Dr Gerardo Adesso
Dr Gerardo Adesso, a member of staff within the School of Mathematical Sciences has been successful in being awarded a research grant from the Foundational Questions Institute. This independent philanthropic non-profit organisation which is run by scientists for scientists provides grants to encourage new ideas on cosmology that are unconventional.
Funding is offered every two years and is open to applicants worldwide, which makes this award even more special.

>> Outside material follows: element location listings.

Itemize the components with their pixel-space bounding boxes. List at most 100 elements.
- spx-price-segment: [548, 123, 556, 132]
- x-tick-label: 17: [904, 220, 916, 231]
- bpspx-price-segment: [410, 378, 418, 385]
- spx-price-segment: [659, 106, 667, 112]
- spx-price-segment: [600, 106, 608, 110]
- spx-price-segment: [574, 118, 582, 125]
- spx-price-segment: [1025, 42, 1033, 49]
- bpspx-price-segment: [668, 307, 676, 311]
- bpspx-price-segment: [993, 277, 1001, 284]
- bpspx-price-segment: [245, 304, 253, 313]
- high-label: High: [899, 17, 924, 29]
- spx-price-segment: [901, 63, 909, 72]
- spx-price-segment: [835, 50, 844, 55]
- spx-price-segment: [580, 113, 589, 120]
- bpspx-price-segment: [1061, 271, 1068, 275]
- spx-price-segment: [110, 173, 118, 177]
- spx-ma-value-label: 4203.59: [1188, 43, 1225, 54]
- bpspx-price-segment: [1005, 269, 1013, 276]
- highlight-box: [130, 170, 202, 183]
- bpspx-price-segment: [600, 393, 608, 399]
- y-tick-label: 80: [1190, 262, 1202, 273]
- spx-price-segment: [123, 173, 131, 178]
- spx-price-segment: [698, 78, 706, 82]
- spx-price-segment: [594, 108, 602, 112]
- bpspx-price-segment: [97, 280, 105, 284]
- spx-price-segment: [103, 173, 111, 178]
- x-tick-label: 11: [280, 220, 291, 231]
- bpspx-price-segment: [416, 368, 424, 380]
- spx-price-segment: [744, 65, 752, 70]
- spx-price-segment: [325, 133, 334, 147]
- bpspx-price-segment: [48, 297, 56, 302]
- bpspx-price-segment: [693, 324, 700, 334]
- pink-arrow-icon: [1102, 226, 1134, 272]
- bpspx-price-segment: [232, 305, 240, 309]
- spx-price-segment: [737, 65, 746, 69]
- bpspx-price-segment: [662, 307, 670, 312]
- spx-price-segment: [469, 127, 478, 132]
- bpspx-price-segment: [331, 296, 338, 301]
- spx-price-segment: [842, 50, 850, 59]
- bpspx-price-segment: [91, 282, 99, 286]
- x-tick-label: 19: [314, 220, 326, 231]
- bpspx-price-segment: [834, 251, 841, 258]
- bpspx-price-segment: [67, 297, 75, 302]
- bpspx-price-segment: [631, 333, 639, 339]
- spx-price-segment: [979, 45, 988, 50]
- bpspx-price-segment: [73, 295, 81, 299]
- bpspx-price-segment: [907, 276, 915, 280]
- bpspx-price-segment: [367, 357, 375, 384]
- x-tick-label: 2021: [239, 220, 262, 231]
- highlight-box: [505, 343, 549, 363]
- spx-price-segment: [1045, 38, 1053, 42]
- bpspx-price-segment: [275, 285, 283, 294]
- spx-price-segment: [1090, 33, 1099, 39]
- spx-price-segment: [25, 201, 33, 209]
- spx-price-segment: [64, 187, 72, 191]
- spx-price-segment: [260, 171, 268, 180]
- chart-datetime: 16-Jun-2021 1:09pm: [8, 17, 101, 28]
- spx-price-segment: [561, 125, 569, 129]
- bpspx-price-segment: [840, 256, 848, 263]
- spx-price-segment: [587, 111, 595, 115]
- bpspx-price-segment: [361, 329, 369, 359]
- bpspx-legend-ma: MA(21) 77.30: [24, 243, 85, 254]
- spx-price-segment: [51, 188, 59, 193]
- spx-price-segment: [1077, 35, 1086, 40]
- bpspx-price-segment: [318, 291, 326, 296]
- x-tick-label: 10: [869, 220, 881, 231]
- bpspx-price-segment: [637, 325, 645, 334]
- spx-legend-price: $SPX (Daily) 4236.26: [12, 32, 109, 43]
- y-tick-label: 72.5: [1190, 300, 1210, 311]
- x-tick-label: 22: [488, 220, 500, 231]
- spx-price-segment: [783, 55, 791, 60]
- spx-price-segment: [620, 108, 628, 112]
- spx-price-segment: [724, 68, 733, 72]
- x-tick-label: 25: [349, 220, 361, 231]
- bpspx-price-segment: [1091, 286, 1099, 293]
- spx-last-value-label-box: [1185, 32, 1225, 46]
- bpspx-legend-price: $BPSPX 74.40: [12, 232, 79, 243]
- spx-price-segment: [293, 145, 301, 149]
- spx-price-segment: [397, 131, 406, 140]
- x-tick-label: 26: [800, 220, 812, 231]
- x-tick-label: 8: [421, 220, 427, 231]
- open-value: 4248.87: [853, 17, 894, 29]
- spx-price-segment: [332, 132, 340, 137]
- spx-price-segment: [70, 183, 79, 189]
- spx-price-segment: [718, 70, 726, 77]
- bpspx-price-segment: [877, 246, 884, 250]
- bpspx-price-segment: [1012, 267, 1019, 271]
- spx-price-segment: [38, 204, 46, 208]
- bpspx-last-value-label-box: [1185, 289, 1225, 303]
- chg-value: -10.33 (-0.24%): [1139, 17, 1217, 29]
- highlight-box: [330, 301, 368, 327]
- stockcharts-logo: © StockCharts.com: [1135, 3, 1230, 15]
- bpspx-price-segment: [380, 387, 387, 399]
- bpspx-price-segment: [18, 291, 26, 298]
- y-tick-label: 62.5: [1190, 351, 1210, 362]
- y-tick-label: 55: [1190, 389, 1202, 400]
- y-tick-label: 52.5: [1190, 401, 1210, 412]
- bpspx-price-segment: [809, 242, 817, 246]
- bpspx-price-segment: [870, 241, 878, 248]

He will use the money to research Quantum Informational Framework for Cybernetics, which is explained in more detail below.
Project Summary
The British weather is very variable. You need a wardrobe with a comparable variety of clothing not to get wet, hot or cold. Countless phenomena in social, biological, physical, economical sciences face analogous dilemmas to reach their expected outcomes under adverse conditions; e.g. our immune system must develop specific antibodies to contrast each toxin. Cybernetics studies these phenomena resting on general principles like the law of requisite variety: a regulator (clothing) needs enough variety to restrain the variety induced by a disturbance (weather), so the process fulfils its goal (stay well-dressed) with high chance. Variety is a concept with deep informational roots, as it can be measured by entropy. Imagine now you have a quantum dress in a superposition of T-shirt, sweater, and burberry: clever! It turns out living organisms exploit these tricks. Sea bacteria use quantum coherence to optimize their energy transport for photosynthesis, and birds improve their navigational skills with quantum entanglement. Here, working across discipline boundaries, I will develop a universal framework to quantify variety and its balance in natural and abstract models based on quantum laws of information, showcasing how quantum strategies can, and typically should, be developed by regulatory processes to reach a better fitness.